Aunt Rose took a wrapped gift from behind her back.
Grandma opened it.
"A cookbook!" she cried. She let it drop on the table. "I don't need one of those! A handful of this, a pinch of that, a thimbleful of something else is all I ever use--"
"I'll help you market," said Aunt Rose. "And while we're at it, I been noticing your glasses, Grandma. You mean to say you been going around all these years peering through spectacles like those, with chipped lenses, all kind of bent? How do you see your way around without falling flat in the flour bin? We're taking you right down for new glasses."
And off they marched, Grandma bewildered, on Rose's elbow, into the summer afternoon.
They returned with groceries, new glasses, and a hairdo for Grandma. Grandma looked as if she had been chased around town. She gasped as Rose helped her into the house.
"There you are, Grandma. Now you got everything where you can find it. Now you can see!"
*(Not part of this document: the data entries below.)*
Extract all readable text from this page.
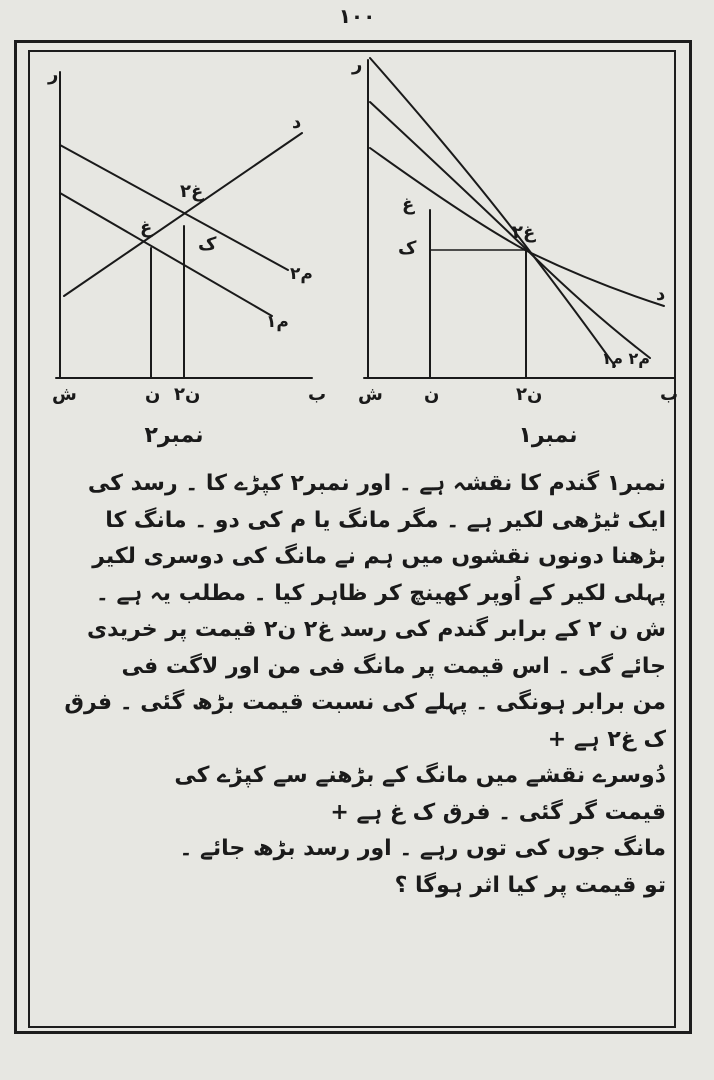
١٠٠
ر
د
غ٢
غ
ک
م٢
م١
ش	ن ن٢	ب
نمبر٢
ر
غ
غ٢
ک
د
م٢ م١
ش ن	ن٢	ب
نمبر١
نمبر١ گندم کا نقشہ ہے ۔ اور نمبر٢ کپڑے کا ۔ رسد کی
ایک ٹیڑھی لکیر ہے ۔ مگر مانگ یا م کی دو ۔ مانگ کا
بڑھنا دونوں نقشوں میں ہم نے مانگ کی دوسری لکیر
پہلی لکیر کے اُوپر کھینچ کر ظاہر کیا ۔ مطلب یہ ہے ۔
ش ن ٢ کے برابر گندم کی رسد غ٢ ن٢ قیمت پر خریدی
جائے گی ۔ اس قیمت پر مانگ فی من اور لاگت فی
من برابر ہونگی ۔ پہلے کی نسبت قیمت بڑھ گئی ۔ فرق
ک غ٢ ہے +
دُوسرے نقشے میں مانگ کے بڑھنے سے کپڑے کی
قیمت گر گئی ۔ فرق ک غ ہے +
مانگ جوں کی توں رہے ۔ اور رسد بڑھ جائے ۔
تو قیمت پر کیا اثر ہوگا ؟
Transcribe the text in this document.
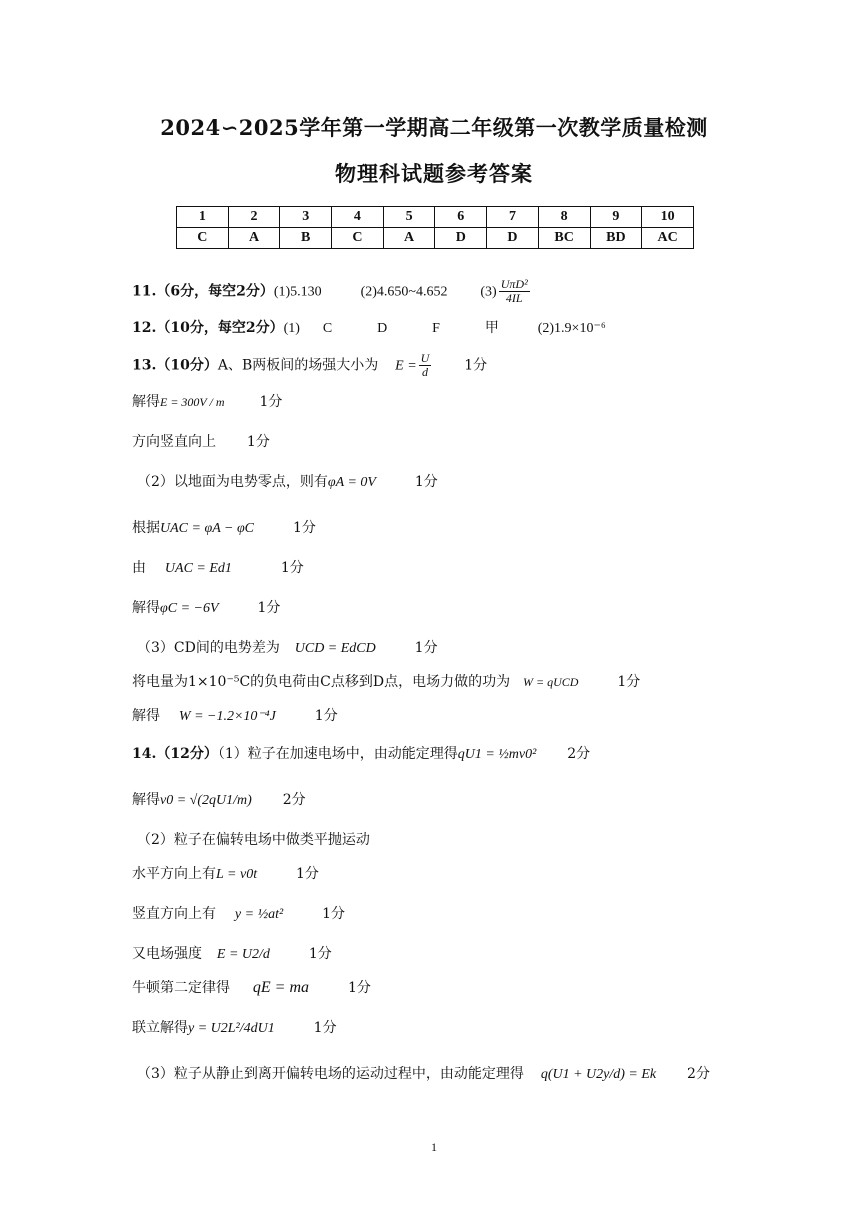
2024∽2025学年第一学期高二年级第一次教学质量检测
物理科试题参考答案
1	2	3	4	5	6	7	8	9	10
C	A	B	C	A	D	D	BC	BD	AC
11.（6分，每空2分）(1)5.130	(2)4.650~4.652 $(3) \frac{\text{UπD²}}{4IL}$
12.（10分，每空2分）(1) C	D	F	甲	(2)1.9×10⁻⁶
13.（10分）A、B两板间的场强大小为 $E = \frac{U}{d} 1$分
解得E = 300V / m 1分
方向竖直向上 1分
（2）以地面为电势零点，则有φA = 0V	1分
根据UAC = φA − φC	1分
由 UAC = Ed1	1分
解得φC = −6V	1分
（3）CD间的电势差为 UCD = EdCD	1分
将电量为1×10⁻⁵C的负电荷由C点移到D点，电场力做的功为 W = qUCD	1分
解得 W = −1.2×10⁻⁴J	1分
14.（12分）（1）粒子在加速电场中，由动能定理得qU1 = ½mv0² 2分
解得v0 = √(2qU1/m) 2分
（2）粒子在偏转电场中做类平抛运动
水平方向上有L = v0t	1分
竖直方向上有 y = ½at²	1分
又电场强度 E = U2/d	1分
牛顿第二定律得 qE = ma	1分
联立解得y = U2L²/4dU1	1分
（3）粒子从静止到离开偏转电场的运动过程中，由动能定理得 q(U1 + U2y/d) = Ek 2分
1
"Come on, Doug," said Grandfather. "Let's take a walk around the block and work up an appetite. This is going to be a night in history. One of the best darned suppers ever served, or I'll eat my vest."
Suppertime.
Smiling people stopped smiling. Douglas chewed one bit of food for three minutes, and then, pretending to wipe his mouth, lumped it in his napkin. He saw Tom and Dad do the same. People swashed the food together, making roads and patterns, drawing pictures in the gravy, forming castles of the potatoes, secretly passing meat chunks to the dog.
Grandfather excused himself early. "I'm full," he said.
All the boarders were pale and silent.
Grandma poked her own plate nervously.